22. Hukuk Dairesi         2018/1271 E.  ,  2018/5212 K.

    "İçtihat Metni"

    MAHKEMESİ :Asliye Hukuk (İş) Mahkemesi
    DAVA TÜRÜ : ALACAK

    Taraflar arasında görülen dava sonucunda verilen kararın, temyizen incelenmesi davacı tarafından istenilmekle, temyiz talebinin süresinde olduğu anlaşıldı. Dava dosyası için Tetkik Hakimi ... tarafından düzenlenen rapor dinlendikten sonra dosya incelendi, gereği konuşulup düşünüldü:

    Y A R G I T A Y K A R A R I

    Davacı isteminin özeti:
    Davacı, kıdem ve ihbar tazminatı ile fazla mesai, hafta tatili, genel tatil, gece çalışması karşılığı ücreti alacaklarının ve maddi-manevi tazminatın tahsiline karar verilmesini talep etmiştir.
    Davalı cevabının özeti:
    Davalı, davanın reddini talep etmiştir.
    Mahkeme kararının özeti:
    Bozma ilamına uyulan Mahkemece, yapılan yargılama sonucunda yazılı gerekçeyle davanın reddine karar verilmiştir.
    Temyiz:
    Karar, davacı tarafından temyiz edilmiştir.
    Gerekçe:
    Mahkemenin 08.02.2013 tarih ve 2012/588 Esas-2013/183 Karar sayılı kararı, Dairemizin 24.11.2014 tarih ve 2013/19619 Esas-2014/33036 Karar sayılı kararıyla bozulmuştur.
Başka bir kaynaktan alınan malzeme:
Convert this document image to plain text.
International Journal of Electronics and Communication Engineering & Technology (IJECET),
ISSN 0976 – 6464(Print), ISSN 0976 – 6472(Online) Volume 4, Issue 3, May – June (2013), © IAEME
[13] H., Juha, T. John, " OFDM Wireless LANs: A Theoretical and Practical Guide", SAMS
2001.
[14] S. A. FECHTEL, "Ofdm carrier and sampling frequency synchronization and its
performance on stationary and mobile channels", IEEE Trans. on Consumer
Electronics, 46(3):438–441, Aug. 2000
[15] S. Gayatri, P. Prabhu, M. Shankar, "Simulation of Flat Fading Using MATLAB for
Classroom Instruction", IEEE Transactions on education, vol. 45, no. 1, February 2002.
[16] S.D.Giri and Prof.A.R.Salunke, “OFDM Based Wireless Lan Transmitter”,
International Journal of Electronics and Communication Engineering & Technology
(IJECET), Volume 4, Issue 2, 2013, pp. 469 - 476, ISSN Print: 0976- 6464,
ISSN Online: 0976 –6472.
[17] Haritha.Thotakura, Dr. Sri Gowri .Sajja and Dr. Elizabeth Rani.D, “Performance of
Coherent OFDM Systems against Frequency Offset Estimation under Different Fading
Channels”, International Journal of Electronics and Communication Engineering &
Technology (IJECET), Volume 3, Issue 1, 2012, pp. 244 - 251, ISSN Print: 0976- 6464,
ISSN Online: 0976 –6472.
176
Bozma kararında; “...Somut olayda ... 1. Asliye Hukuk (İş Mahkemesi Sıfatı ile) Mahkemesinin 2009/513 esas sayılı dosyasında verilecek karar bu davanın sonucunu da etkileyeceğinden ve her iki dava arasında bağlantı bulunduğu anlaşıldığından ... 1. Asliye Hukuk (İş Mahkemesi Sıfatı ile) Mahkemesinin 2009/513 esas sayılı hizmet tespiti davası sonuçlanıp kesinleşene kadar mahkemece bekletici mesele yapılmalı sözkonusu dava kesinleştikten sonra bir değerlendirmeye tabi tutularak taleple ilgili sonuca gidilmelidir. Yazılı şekilde hüküm tesisi hatalıdır.” denilmiştir.
    Mahkemece bozma ilamına uyularak 2009/513 esas sayılı hizmet tespitine ilişkin dosyanın kesinleşmesi beklenilmiş ve maddi tazminat ve manevi tazminat taleplerinin tefrik edilmesine karar verilmiştir. Yapılan yargılama neticesinde de, mahkemece “...Kesinleşmiş ilamın kesin delil olacağına dair 6100 sayılı HMK’nın 204/1 maddesi ile bozma ilamı birlikte değerlendirildiğinde mahkememizin red ile sonuçlanmış ve kesinleşmiş hizmet tespit davası gözetilerek davacının davalı işyerinde çalıştığının ispat edilemediği anlaşılmıştır...İşbu davaya konu ihbar tazminatı, kıdem tazminatı, hafta sonu çalışması alacağı, ulusal bayram genel tatil ücreti alacağı,fazla çalışma alacağı, temelinde davacının davalıya ait işyerinde çalışması vakıasına dayanmakta ve böyle bir çalışmanın sonuçları olup böyle bir çalışmanın olduğu davacı tarafça kesin hükmün aksine kesin delil teşkil edecek başkaca kanıtlarla kanıtlanamamış olup geçerli olan söz konusu kesin hüküm gözetilerek ispat olunamayan davanın reddine karar verilmesi gerekmiştir.” gerekçeleriyle davanın reddine karar verilmiştir.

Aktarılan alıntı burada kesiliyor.